Chapter 10: Love and Cruelty
Cozy on his sofa, I was offered a strawberry-flavored margarita and a gossip-filled transaction. He spent twenty minutes telling me about a male couple in their early sixties who were purchasing a lake house together, their second summer home in three years. He also told me that the men behaved like catty queens and completely exhausted him. Then he mentioned Hayden, which was a perfect introduction for my spiel, and the reason why I had visited him in the first place.
“Listen to me, Jarr. You have to leave the kid alone,” I said, a little drunk after four cocktails, but not too drunk to blow off my warning. “Richter and I would appreciate it if you didn’t mix your c**k with our bakery. What are you views on that?” My flood of words sounded abrupt and rough, but I had wanted them to. Someone had to be honest with Jarr, and who better to carry out the job than me. I took a deep breath and added, “Hayden is not your personal toy. Besides, he’s too young for you. We both know that you need to f**k around with people your own age and…”
I stopped speaking, which he was probably thrilled about. And then I looked into his lifeless eyes, which clarified to me that my words were dead on him. Maybe he could hear me, but he surely wasn’t absorbing what I had to say. Jarr had zoned out, mentally numbing and vanishing from his third floor apartment, going off and far away, somewhere. His stare was glassy and emotionless, and his lips were just slightly parted and looked like immovable wax. He was distant, lost on his own planet, maybe not part of the living anymore, a zombie in the hit show The Walking Dead.
“Jarr,” I said. “Are you with me?” I snapped a thumb and finger together in front of his face, almost brushing the pair against the nub of his nose. “Snowden to Jarr. Are you there, my friend?”
He blinked, shook his head as if he had just surfaced from the deep bottom of a pool, and admitted in a calming whisper, “I think I fell in love.”
* * * *
Love was cruel, wild, and dangerous. It could burn anyone if they just happened to get too close to its ravenous beauty. Jarr was not a man who could love, I knew, and learned throughout our years together as friends. Numerous men had found their naked ways under his sculpted skin and spent passionate nights with him. None of those men carried out long-term relationships with him, and never would. I didn’t want to call Jarr a player, and wouldn’t, but he liked to spread himself around Snowden, Erie, Rochester, Buffalo, and Niagara Falls. He was promiscuous and somewhat broken, but not unkind. Love was just a word to the man. Love was blasphemous next to his heart. Love was—
He wasn’t in love. I didn’t believe him. I couldn’t, and wouldn’t. There was no way in hell I could take him seriously. Love didn’t exist in his world, and never would. And maybe that’s why I said to him, “You’re tired, Jarr. You’re working too much. Take a few days off from the bakery and your house-selling. Get some air. Relax.”

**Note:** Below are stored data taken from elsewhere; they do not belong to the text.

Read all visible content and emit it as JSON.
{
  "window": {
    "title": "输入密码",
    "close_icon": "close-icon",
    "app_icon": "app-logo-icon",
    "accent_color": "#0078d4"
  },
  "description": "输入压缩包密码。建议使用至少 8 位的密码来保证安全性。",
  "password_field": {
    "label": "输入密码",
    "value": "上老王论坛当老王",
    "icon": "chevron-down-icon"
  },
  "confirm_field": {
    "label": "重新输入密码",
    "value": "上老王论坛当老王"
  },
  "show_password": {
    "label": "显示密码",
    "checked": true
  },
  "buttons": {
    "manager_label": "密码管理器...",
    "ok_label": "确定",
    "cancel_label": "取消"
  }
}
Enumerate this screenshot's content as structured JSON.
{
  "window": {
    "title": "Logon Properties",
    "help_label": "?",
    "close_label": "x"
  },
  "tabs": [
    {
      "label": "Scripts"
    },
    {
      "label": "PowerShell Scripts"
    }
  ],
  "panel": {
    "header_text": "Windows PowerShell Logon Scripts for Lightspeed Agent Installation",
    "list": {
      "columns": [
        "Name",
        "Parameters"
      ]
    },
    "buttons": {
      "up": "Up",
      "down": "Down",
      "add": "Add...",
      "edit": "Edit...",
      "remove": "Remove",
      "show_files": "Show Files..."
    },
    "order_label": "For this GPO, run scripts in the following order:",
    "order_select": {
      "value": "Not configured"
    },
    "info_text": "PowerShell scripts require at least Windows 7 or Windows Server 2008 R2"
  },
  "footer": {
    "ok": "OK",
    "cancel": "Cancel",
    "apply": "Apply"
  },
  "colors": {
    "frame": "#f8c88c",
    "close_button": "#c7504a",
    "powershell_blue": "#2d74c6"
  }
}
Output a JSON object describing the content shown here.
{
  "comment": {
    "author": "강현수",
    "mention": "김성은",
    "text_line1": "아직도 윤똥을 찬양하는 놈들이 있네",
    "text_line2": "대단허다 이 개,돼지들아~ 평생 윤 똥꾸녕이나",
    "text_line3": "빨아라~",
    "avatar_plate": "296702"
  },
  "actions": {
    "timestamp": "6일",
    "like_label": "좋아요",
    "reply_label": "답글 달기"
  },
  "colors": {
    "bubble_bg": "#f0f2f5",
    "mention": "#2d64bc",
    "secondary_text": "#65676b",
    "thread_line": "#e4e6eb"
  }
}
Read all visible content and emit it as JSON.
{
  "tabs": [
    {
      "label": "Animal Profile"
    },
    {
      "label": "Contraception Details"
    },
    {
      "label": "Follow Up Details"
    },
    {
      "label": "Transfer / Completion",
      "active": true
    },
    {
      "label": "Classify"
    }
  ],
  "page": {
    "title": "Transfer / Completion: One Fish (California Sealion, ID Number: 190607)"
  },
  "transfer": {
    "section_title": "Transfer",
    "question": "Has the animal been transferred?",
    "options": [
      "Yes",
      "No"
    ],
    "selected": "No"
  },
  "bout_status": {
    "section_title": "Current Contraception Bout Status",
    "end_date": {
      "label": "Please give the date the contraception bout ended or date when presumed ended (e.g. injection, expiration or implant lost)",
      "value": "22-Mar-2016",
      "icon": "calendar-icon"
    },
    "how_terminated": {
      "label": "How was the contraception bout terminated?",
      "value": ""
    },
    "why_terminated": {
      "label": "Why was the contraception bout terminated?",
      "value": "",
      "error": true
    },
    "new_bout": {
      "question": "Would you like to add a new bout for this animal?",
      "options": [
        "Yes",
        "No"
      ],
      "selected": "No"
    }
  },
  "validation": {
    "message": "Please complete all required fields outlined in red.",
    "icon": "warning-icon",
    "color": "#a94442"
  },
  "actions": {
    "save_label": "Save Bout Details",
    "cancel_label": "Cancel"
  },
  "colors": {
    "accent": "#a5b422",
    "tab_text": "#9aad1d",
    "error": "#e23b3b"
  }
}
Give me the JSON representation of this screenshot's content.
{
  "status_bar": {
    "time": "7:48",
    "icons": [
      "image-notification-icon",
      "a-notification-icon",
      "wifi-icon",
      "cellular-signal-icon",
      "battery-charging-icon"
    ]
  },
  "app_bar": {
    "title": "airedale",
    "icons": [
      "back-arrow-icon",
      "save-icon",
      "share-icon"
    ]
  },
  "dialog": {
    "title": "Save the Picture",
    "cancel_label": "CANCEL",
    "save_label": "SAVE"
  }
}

He said, “Ryan Glayson is the guy’s name. He turns my world upside down.”
But I didn’t believe him—because I really didn’t want to believe him, because I couldn’t believe him—and ignored him. Instead, I rose from my seat and shook my head. “You don’t even know what you’re saying now. I have to run. I have a date with my man. Richter is waiting up for me. It’s movie and popcorn night in front of our Sony. Take my wisdom and get some rest. Don’t ignore me about this. Get your head together. R and R up, my friend.”
I walked out of his apartment and down to my own apartment thinking: He’s maybe drunk. Out of his head. Or maybe he’s smoking pot again, but I didn’t smell anything. Whatever. I did what I had to do. My warning is out there. I said my piece, and Richter’s.